This NSF supported project is based around a community of social science researchers focused on tackling next-generational questions of Internet research using the Internet Archive (IA), the largest single record of the history of the World Wide Web, dating from 1995 to the present. The team is working together to: (1) develop the prototype tool, Archive Hub, as a powerful Internet research tool to support their research projects, and (2) create sample databases to demonstrate how to conduct research using archival Web data, particularly the longitudinal studies this historical record makes possible.
In the realm of social science, and across disciplines, archival Internet data represent a vast repository of untapped research potential. For public audiences, the Internet Archive repository has proved immensely popular; the public Wayback Machine (www.archive.org) interface to the Internet Archive serves 300,000 visitors a day, and more than 200 requests a second. Currently, the Internet Archive contains more than seven petabytes of data and offers a reliable historical record of Web sites dating from 1995 to the present. In terms of data availability, the Internet Archive is by far the largest digital source for historical research pertaining to the Web and its contents over time.
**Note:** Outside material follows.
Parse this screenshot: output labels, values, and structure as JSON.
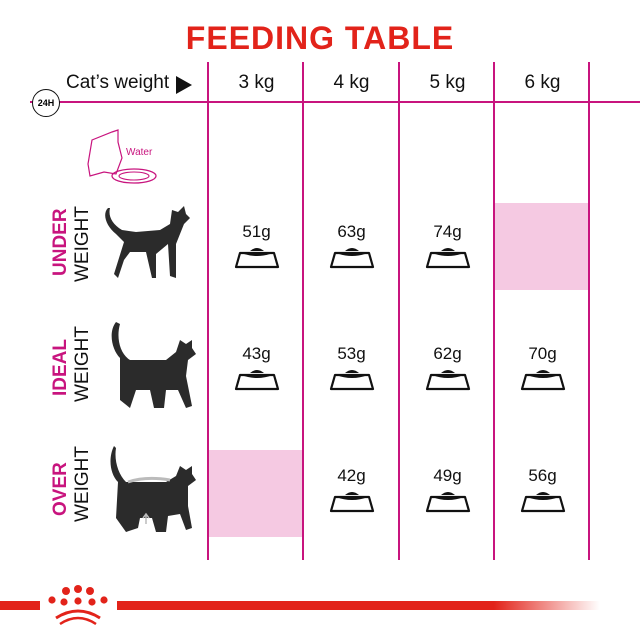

Although IA contains billions of Web pages and has tremendous potential to facilitate research, research languishes because the search, crawl and extraction functions are severely limited. For example, to browse IA resources, one generally needs to know the target uniform resource locator (URL). A researcher cannot run a full-text search of the entire back history of the Web, nor are there facilities to download sets of related Web pages except for manual download. This reflects the current barriers to accessing large-scale data from the Internet Archive. Thus, a primary objective of this project is to tear down those barriers and simultaneously bring together a new community of researchers.
The mission of this project is to coalesce a community of social science researchers focused on tackling next-generational questions of Internet research using the Internet Archive (IA), the largest single record of the history of the World Wide Web, dating from 1995 to the present. ArchiveHub serves as our venue for gathering collective input, sharing updates, and ultimately publishing databases collected through the course of this research.